Beyond JavaScript and TypeScript source, a browser extension folder usually contains:
File or folderPurpose
manifest.jsonDeclares name, version, permissions, entry points, and metadata.
Background entryLong-lived event handler. Manifest V3 service worker on Chromium.
Content scriptsCode injected into web pages matching a URL pattern.
Extension pagesPopup, options, side panel, or new-tab HTML.
Locales_locales/<lang>/messages.json for translated strings.
Icons and assetsToolbar icons, web-accessible resources, fonts, images.
Extension.js compiles your .ts, .tsx, .jsx, .vue, .svelte, .css, .less, .scss, and .module.* source down to that on-disk layout. It produces a separate folder per browser target (dist/chrome, dist/firefox, dist/edge).

How Extension.js compiles JavaScript and TypeScript extensions

When you run extension dev or extension build, Extension.js:
  1. Reads manifest.json and finds every entry point (background, content scripts, popup, options, side panel, new-tab, web-accessible HTML).

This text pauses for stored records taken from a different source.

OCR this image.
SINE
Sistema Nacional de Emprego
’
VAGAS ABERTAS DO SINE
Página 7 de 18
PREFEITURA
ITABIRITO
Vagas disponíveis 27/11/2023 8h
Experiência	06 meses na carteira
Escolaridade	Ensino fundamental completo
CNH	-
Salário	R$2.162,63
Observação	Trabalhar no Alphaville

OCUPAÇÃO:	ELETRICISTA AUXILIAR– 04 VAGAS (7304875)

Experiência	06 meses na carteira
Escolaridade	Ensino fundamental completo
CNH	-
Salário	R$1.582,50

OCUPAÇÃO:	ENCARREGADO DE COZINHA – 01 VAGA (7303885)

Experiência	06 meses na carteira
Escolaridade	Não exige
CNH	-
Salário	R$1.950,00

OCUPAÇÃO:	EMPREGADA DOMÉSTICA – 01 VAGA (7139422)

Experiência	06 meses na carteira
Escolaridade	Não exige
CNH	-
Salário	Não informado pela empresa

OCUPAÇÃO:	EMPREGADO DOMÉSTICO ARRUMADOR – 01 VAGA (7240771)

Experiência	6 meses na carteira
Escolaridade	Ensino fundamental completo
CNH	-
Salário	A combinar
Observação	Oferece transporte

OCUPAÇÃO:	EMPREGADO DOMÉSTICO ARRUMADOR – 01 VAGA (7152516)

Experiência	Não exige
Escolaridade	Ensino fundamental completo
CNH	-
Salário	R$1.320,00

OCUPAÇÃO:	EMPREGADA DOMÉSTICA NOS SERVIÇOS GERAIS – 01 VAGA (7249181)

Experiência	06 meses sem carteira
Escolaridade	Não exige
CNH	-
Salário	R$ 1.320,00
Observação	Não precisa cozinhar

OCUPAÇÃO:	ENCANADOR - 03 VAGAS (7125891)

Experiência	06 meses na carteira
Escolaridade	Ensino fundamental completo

  2. Resolves source files referenced from those entries, including imports across .ts, .tsx, .jsx, .vue, .svelte, and stylesheet types.
  3. Compiles through Rspack with extension-aware defaults: code splitting where it helps, no chunking where the browser refuses it (service workers, content scripts).
  4. Emits the result into dist/<browser> with a manifest filtered for that target.
You write source in any of the file extensions above. Extension.js handles the bundling, polyfills, reload-on-save loop, and per-browser packaging.